Do not ask me for calm or restraint because I am tired of your requests. How long will you accuse me of being responsible for the racism of which I am a victim? How long will you continue to say that I am the same as those who rape me and want to kill me? How long will you keep asking me to wait while you kill or threaten to kill a part of me? Until when? Or have they not yet realized that any death or threat of racist death is a death for the very idea of the values of humanity they so much like to preach? Only acceptance of the death of the very idea of humanity can lead a political community not to feel itself threatened by death threats based on racial hatred. Therefore, the only decency I expect from those who insist on denying or relativising racism is that they have the intelligence and courage to kill racism before it kills us. For me, as for the overwhelming majority of racialized people, it is increasingly difficult to breathe this air, and it is already unbearable for us to see society and its institutions whistling to the side in the face of our suffering and pain. We have survived because we have never lacked the courage to loosen the suffocation of racism that stifles our lives. We will continue to do so, no matter what the cost.
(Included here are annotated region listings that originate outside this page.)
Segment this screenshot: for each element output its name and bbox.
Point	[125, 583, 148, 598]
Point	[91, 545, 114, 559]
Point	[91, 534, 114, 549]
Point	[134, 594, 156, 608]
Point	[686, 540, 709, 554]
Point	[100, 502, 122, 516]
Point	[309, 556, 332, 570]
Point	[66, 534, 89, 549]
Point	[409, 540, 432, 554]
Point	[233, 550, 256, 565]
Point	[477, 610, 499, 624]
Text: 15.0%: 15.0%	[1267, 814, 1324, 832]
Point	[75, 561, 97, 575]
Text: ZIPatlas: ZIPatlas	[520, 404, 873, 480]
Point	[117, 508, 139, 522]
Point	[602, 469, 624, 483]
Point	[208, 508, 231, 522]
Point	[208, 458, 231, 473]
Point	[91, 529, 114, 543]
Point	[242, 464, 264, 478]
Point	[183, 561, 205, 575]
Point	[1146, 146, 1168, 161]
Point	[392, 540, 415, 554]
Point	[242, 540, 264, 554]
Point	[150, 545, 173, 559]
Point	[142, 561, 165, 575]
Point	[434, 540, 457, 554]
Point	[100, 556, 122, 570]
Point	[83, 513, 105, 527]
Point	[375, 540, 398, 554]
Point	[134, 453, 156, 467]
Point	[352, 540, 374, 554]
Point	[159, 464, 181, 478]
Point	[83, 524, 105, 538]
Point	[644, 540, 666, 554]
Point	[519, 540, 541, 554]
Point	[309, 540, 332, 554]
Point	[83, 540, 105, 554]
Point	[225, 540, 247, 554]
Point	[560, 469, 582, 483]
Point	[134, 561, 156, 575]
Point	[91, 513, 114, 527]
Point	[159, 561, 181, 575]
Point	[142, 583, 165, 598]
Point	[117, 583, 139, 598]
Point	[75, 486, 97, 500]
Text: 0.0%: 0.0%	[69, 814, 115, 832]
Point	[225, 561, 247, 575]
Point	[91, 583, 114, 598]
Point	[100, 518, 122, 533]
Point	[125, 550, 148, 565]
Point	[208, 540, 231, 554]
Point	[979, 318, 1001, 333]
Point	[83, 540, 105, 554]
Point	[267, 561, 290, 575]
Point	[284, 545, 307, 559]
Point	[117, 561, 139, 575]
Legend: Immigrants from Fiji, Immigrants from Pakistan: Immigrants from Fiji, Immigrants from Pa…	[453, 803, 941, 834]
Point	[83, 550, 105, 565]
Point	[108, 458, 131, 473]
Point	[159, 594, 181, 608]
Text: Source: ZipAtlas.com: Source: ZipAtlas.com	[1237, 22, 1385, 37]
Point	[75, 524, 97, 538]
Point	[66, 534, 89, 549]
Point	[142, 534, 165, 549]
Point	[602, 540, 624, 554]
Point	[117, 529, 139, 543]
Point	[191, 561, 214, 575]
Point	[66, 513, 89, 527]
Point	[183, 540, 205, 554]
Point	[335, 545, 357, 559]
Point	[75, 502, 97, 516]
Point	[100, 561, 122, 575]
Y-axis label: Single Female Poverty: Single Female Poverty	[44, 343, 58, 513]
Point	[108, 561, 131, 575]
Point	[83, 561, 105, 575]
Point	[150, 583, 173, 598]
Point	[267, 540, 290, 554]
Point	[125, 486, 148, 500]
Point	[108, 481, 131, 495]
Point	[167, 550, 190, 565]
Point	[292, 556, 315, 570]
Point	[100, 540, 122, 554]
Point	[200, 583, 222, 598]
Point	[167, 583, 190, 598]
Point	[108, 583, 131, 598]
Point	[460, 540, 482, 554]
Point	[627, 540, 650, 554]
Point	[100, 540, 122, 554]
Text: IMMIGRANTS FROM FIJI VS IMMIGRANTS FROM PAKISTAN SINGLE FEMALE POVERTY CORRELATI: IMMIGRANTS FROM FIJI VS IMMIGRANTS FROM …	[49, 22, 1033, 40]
It remains to be seen how long society and its institutions will continue to lack the courage to face the monster. Either we kill the monster or it will kill us all.

That is why, if we want a common collective future, there is only one choice: to defend democracy while there is time, facing with determination the barbarity of the extreme right.

14 August 2020

Exclusive text of Mamadou Ba for the Portuguese newspaper Expresso. Translated by International Viewpoint and published with the authorization of the author.

Footnotes

[1] From the poem “If We Must Die” by Festus Claudius “Claude” McKay (1889–1948) Jamaican writer and poet.

[2] The three Black women members of Parliament are Joacine Katar Moreira an independent, Beatriz Gomez Diaz of the Left Bloc and Romualda Fernandes of the Socialist Party. André Ventura was elected to parliament representing the party he founded Chega! (Enough!) which is a rightwing, nationalist, populist party.

[3] Those targeted include Joacine Katar Moreira, Beatriz Gomez Diaz, Mariana Mortágua another Left Bloc MP, and Mamadou Ba, leader of SOS Racismo.